EL RETRATO
ANGELES CAÑADAS | CANDELA BROWN

Echó un último vistazo al estudio antes de coger las llaves depositadas sobre el estante cerca de la puerta.
Todo estaba en su sitio, los bastidores apoyados en la pared, los tubos porta lienzos agrupados por tamaños, los pinceles en los cubiletes, el suelo limpio sin rastro de manchas. La cama había quedado desnuda, toda la ropa utilizada para su obra había sido destruida, como siempre, no podía permitirse ningún rastro de semen o sangre y sobre todo las herramientas empleadas para cortar y desmembrar estaban en la caja fuerte bajo una losa completamente oculta en un extremo de la sala. Era un trabajo duro, siempre quedaba tremendamente exhausta del esfuerzo, dolorida desde la cabeza a los pies.

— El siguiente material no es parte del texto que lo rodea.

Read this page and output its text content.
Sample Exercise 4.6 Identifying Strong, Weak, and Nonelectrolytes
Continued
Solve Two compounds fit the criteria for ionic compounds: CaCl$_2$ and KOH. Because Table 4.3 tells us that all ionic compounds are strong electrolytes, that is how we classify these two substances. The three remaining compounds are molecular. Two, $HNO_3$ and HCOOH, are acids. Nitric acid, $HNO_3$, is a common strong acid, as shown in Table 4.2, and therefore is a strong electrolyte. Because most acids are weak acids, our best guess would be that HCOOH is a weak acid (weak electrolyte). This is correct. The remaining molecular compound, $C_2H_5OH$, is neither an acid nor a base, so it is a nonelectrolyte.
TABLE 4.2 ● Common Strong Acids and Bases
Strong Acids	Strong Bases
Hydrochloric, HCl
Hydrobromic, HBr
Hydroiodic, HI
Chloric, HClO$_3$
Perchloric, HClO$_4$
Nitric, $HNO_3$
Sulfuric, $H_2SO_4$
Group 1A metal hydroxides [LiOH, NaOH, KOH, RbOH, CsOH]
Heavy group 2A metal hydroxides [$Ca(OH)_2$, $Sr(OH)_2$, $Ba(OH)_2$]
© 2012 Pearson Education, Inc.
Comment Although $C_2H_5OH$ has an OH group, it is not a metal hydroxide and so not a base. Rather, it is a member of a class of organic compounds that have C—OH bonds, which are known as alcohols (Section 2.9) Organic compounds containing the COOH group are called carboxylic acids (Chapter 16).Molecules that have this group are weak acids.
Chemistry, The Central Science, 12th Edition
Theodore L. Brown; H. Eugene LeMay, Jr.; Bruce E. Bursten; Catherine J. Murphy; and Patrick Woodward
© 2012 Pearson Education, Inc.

Se empleaba a fondo, sus experiencias anteriores le habían permitido desarrollar su método personal, un protocolo preciso y meticuloso, necesario para no dejar rastro de lo que provocaba su inspiración, de lo que le permitía pintar una obra, que en el mercado del arte gore era apreciada y esperada hasta el punto de ser adquirida incluso antes de ser vista.
El tiempo le había hecho ver que pintar el horror y el miedo, la angustia y la súplica, debía ser plasmado en el lienzo, desde la realidad del sentimiento profundo de ese preciso momento, en que la victima, a ella le gustaba llamarla “modelo artístico”, sin saber como, había sido desprovista de su voluntad e intentaba sobrevivir agonizando siendo consciente de lo que estaba a punto de ocurrir.

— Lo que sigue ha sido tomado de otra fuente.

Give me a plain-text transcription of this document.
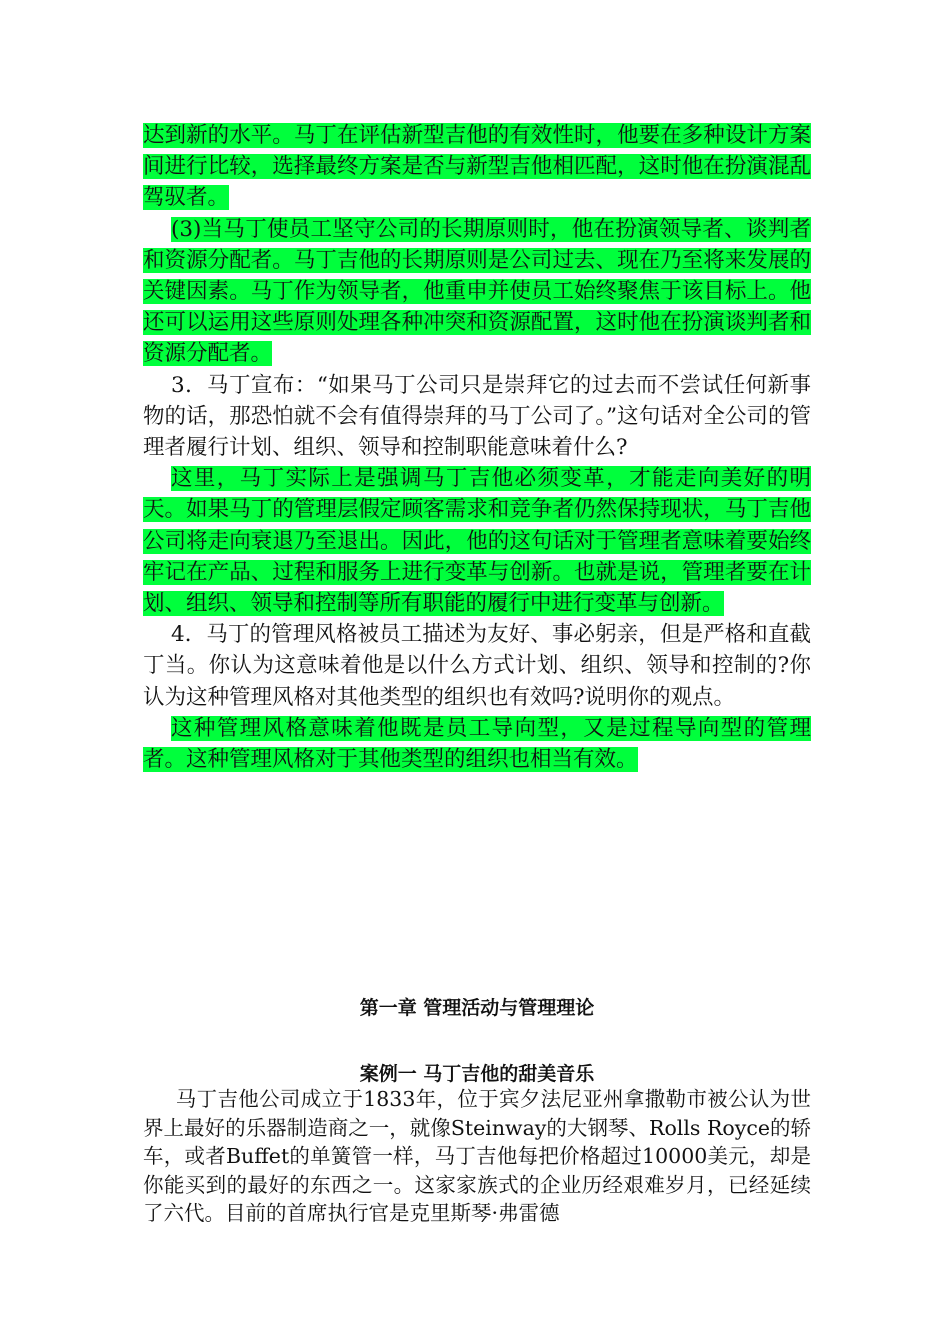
达到新的水平。马丁在评估新型吉他的有效性时，他要在多种设计方案间进行比较，选择最终方案是否与新型吉他相匹配，这时他在扮演混乱驾驭者。

(3)当马丁使员工坚守公司的长期原则时，他在扮演领导者、谈判者和资源分配者。马丁吉他的长期原则是公司过去、现在乃至将来发展的关键因素。马丁作为领导者，他重申并使员工始终聚焦于该目标上。他还可以运用这些原则处理各种冲突和资源配置，这时他在扮演谈判者和资源分配者。

3．马丁宣布：“如果马丁公司只是崇拜它的过去而不尝试任何新事物的话，那恐怕就不会有值得崇拜的马丁公司了。”这句话对全公司的管理者履行计划、组织、领导和控制职能意味着什么?

这里，马丁实际上是强调马丁吉他必须变革，才能走向美好的明天。如果马丁的管理层假定顾客需求和竞争者仍然保持现状，马丁吉他公司将走向衰退乃至退出。因此，他的这句话对于管理者意味着要始终牢记在产品、过程和服务上进行变革与创新。也就是说，管理者要在计划、组织、领导和控制等所有职能的履行中进行变革与创新。

4．马丁的管理风格被员工描述为友好、事必躬亲，但是严格和直截丁当。你认为这意味着他是以什么方式计划、组织、领导和控制的?你认为这种管理风格对其他类型的组织也有效吗?说明你的观点。

这种管理风格意味着他既是员工导向型，又是过程导向型的管理者。这种管理风格对于其他类型的组织也相当有效。

第一章 管理活动与管理理论
案例一 马丁吉他的甜美音乐

马丁吉他公司成立于1833年，位于宾夕法尼亚州拿撒勒市被公认为世界上最好的乐器制造商之一，就像Steinway的大钢琴、Rolls Royce的轿车，或者Buffet的单簧管一样，马丁吉他每把价格超过10000美元，却是你能买到的最好的东西之一。这家家族式的企业历经艰难岁月，已经延续了六代。目前的首席执行官是克里斯琴·弗雷德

Era un instante mágico, poético y trágico a la vez, una mezcla real y pura, que le hacía llegar al clímax mental, mientras los trazos de diferentes colores se impregnaban sobre la tela, mientras los pinceles se deslizaban por sus dedos ágiles y su corazón le golpeaba el pecho en una carrera desenfrenada por captar todos los detalles, sabiendo que en cuestión de minutos, todo acabaría.
Cerró la puerta blindada con el anagrama amarillo de “peligro productos químicos” y salió hacia el pasadizo semioscuro que llevaba dirección al parking abandonado de lo que en su día fue una planta química, propiedad de su familia, en un polígono industrial a las afueras de la ciudad.

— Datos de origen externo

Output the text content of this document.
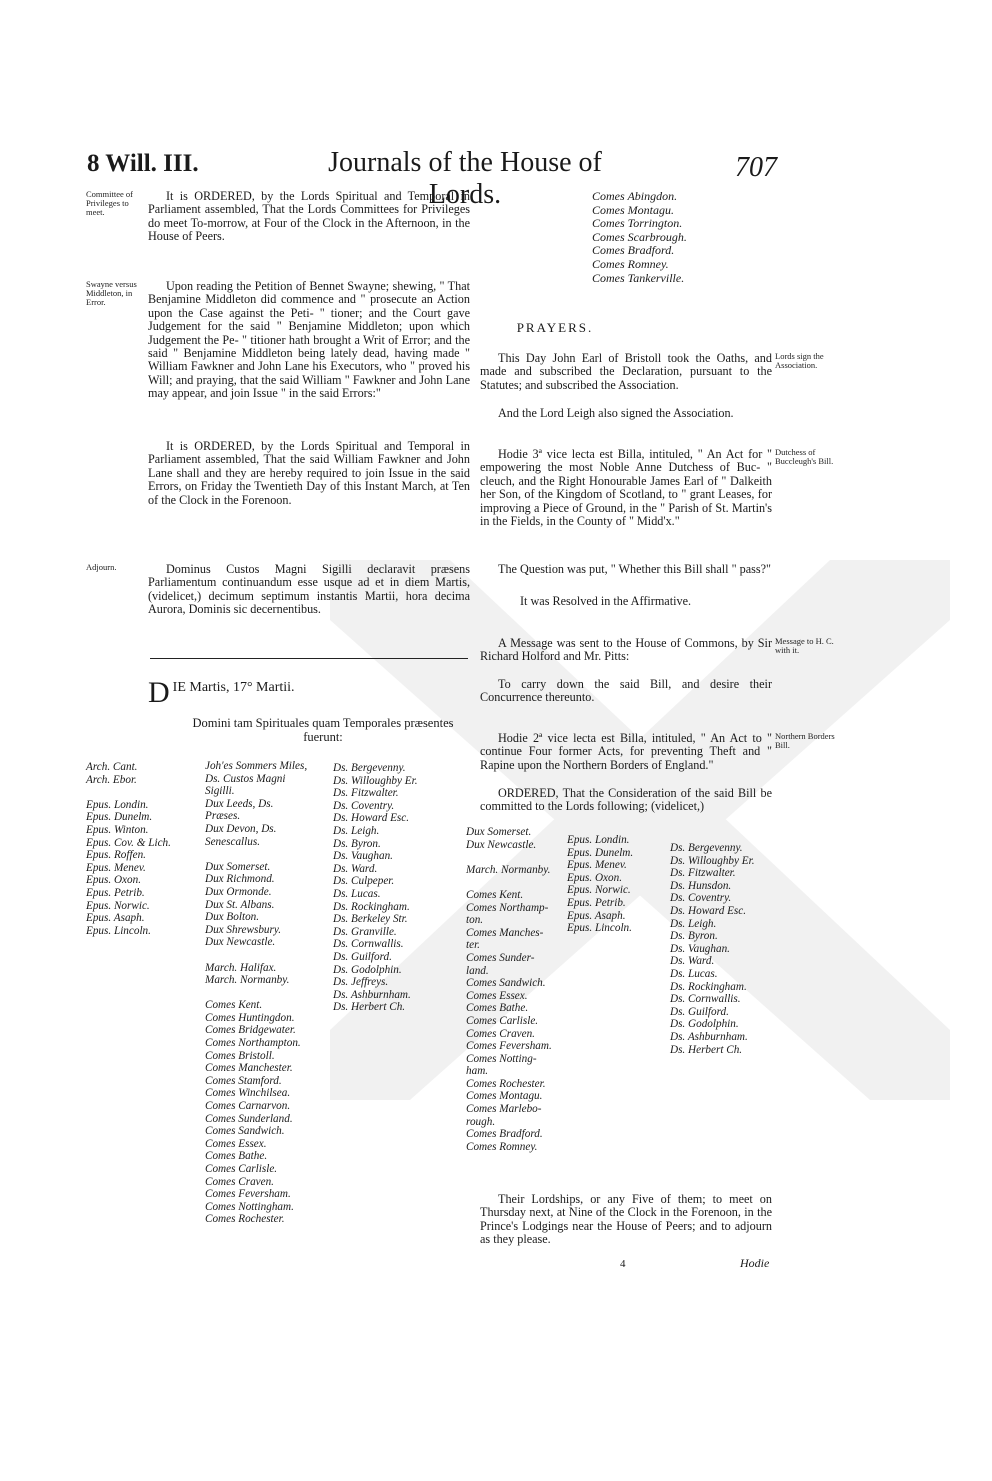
8 Will. III.	Journals of the House of Lords.
707
Committee of Privileges to meet.
Swayne versus Middleton, in Error.
Adjourn.

It is ORDERED, by the Lords Spiritual and Temporal in Parliament assembled, That the Lords Committees for Privileges do meet To-morrow, at Four of the Clock in the Afternoon, in the House of Peers.

Upon reading the Petition of Bennet Swayne; shewing, " That Benjamine Middleton did commence and " prosecute an Action upon the Case against the Peti- " tioner; and the Court gave Judgement for the said " Benjamine Middleton; upon which Judgement the Pe- " titioner hath brought a Writ of Error; and the said " Benjamine Middleton being lately dead, having made " William Fawkner and John Lane his Executors, who " proved his Will; and praying, that the said William " Fawkner and John Lane may appear, and join Issue " in the said Errors:"

It is ORDERED, by the Lords Spiritual and Temporal in Parliament assembled, That the said William Fawkner and John Lane shall and they are hereby required to join Issue in the said Errors, on Friday the Twentieth Day of this Instant March, at Ten of the Clock in the Forenoon.

Dominus Custos Magni Sigilli declaravit præsens Parliamentum continuandum esse usque ad et in diem Martis, (videlicet,) decimum septimum instantis Martii, hora decima Aurora, Dominis sic decernentibus.

D IE Martis, 17° Martii.
Domini tam Spirituales quam Temporales præsentes fuerunt:
Arch. Cant.
Arch. Ebor.

Epus. Londin.
Epus. Dunelm.
Epus. Winton.
Epus. Cov. & Lich.
Epus. Roffen.
Epus. Menev.
Epus. Oxon.
Epus. Petrib.
Epus. Norwic.
Epus. Asaph.
Epus. Lincoln.
Joh'es Sommers Miles,
Ds. Custos Magni
Sigilli.
Dux Leeds, Ds.
Præses.
Dux Devon, Ds.
Senescallus.

Dux Somerset.
Dux Richmond.
Dux Ormonde.
Dux St. Albans.
Dux Bolton.
Dux Shrewsbury.
Dux Newcastle.

March. Halifax.
March. Normanby.

Comes Kent.
Comes Huntingdon.
Comes Bridgewater.
Comes Northampton.
Comes Bristoll.
Comes Manchester.
Comes Stamford.
Comes Winchilsea.
Comes Carnarvon.
Comes Sunderland.
Comes Sandwich.
Comes Essex.
Comes Bathe.
Comes Carlisle.
Comes Craven.
Comes Feversham.
Comes Nottingham.
Comes Rochester.
Ds. Bergevenny.
Ds. Willoughby Er.
Ds. Fitzwalter.
Ds. Coventry.
Ds. Howard Esc.
Ds. Leigh.
Ds. Byron.
Ds. Vaughan.
Ds. Ward.
Ds. Culpeper.
Ds. Lucas.
Ds. Rockingham.
Ds. Berkeley Str.
Ds. Granville.
Ds. Cornwallis.
Ds. Guilford.
Ds. Godolphin.
Ds. Jeffreys.
Ds. Ashburnham.
Ds. Herbert Ch.
Comes Abingdon.
Comes Montagu.
Comes Torrington.
Comes Scarbrough.
Comes Bradford.
Comes Romney.
Comes Tankerville.
PRAYERS.

This Day John Earl of Bristoll took the Oaths, and made and subscribed the Declaration, pursuant to the Statutes; and subscribed the Association.

And the Lord Leigh also signed the Association.

Hodie 3ª vice lecta est Billa, intituled, " An Act for " empowering the most Noble Anne Dutchess of Buc- " cleuch, and the Right Honourable James Earl of " Dalkeith her Son, of the Kingdom of Scotland, to " grant Leases, for improving a Piece of Ground, in the " Parish of St. Martin's in the Fields, in the County of " Midd'x."

The Question was put, " Whether this Bill shall " pass?"

It was Resolved in the Affirmative.

A Message was sent to the House of Commons, by Sir Richard Holford and Mr. Pitts:

To carry down the said Bill, and desire their Concurrence thereunto.

Hodie 2ª vice lecta est Billa, intituled, " An Act to " continue Four former Acts, for preventing Theft and " Rapine upon the Northern Borders of England."

ORDERED, That the Consideration of the said Bill be committed to the Lords following; (videlicet,)

Lords sign the Association.
Dutchess of Buccleugh's Bill.
Message to H. C. with it.
Northern Borders Bill.
Dux Somerset.
Dux Newcastle.

March. Normanby.

Comes Kent.
Comes Northamp-
ton.
Comes Manches-
ter.
Comes Sunder-
land.
Comes Sandwich.
Comes Essex.
Comes Bathe.
Comes Carlisle.
Comes Craven.
Comes Feversham.
Comes Notting-
ham.
Comes Rochester.
Comes Montagu.
Comes Marlebo-
rough.
Comes Bradford.
Comes Romney.
Epus. Londin.
Epus. Dunelm.
Epus. Menev.
Epus. Oxon.
Epus. Norwic.
Epus. Petrib.
Epus. Asaph.
Epus. Lincoln.
Ds. Bergevenny.
Ds. Willoughby Er.
Ds. Fitzwalter.
Ds. Hunsdon.
Ds. Coventry.
Ds. Howard Esc.
Ds. Leigh.
Ds. Byron.
Ds. Vaughan.
Ds. Ward.
Ds. Lucas.
Ds. Rockingham.
Ds. Cornwallis.
Ds. Guilford.
Ds. Godolphin.
Ds. Ashburnham.
Ds. Herbert Ch.

Their Lordships, or any Five of them; to meet on Thursday next, at Nine of the Clock in the Forenoon, in the Prince's Lodgings near the House of Peers; and to adjourn as they please.

4	Hodie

Mientras se liaba el cigarrillo en la puerta de la cafetería cercana a la comisaría de policía, Carmen Parral, volvía al momento en el que, la que había sido su “nana” durante su infancia, se había presentado en su despacho para denunciar la desaparición de Carlos, su hijo menor.
Había sentido el palpito y cuando esa sensación se le enganchaba entre pecho y espalda, todo lo racional dejaba de existir. Era una sensación visceral, una señal en sus sentidos, que le había acompañado desde siempre y que nunca le había fallado.
Sabía que algo había ocurrido y sabía, que desde ese instante todo su ser empezaría a engranar la maquinaría para averiguarlo. Aspiró profundo el humo del cigarro y amarro en corto la perra de presa que estaba a punto de salir.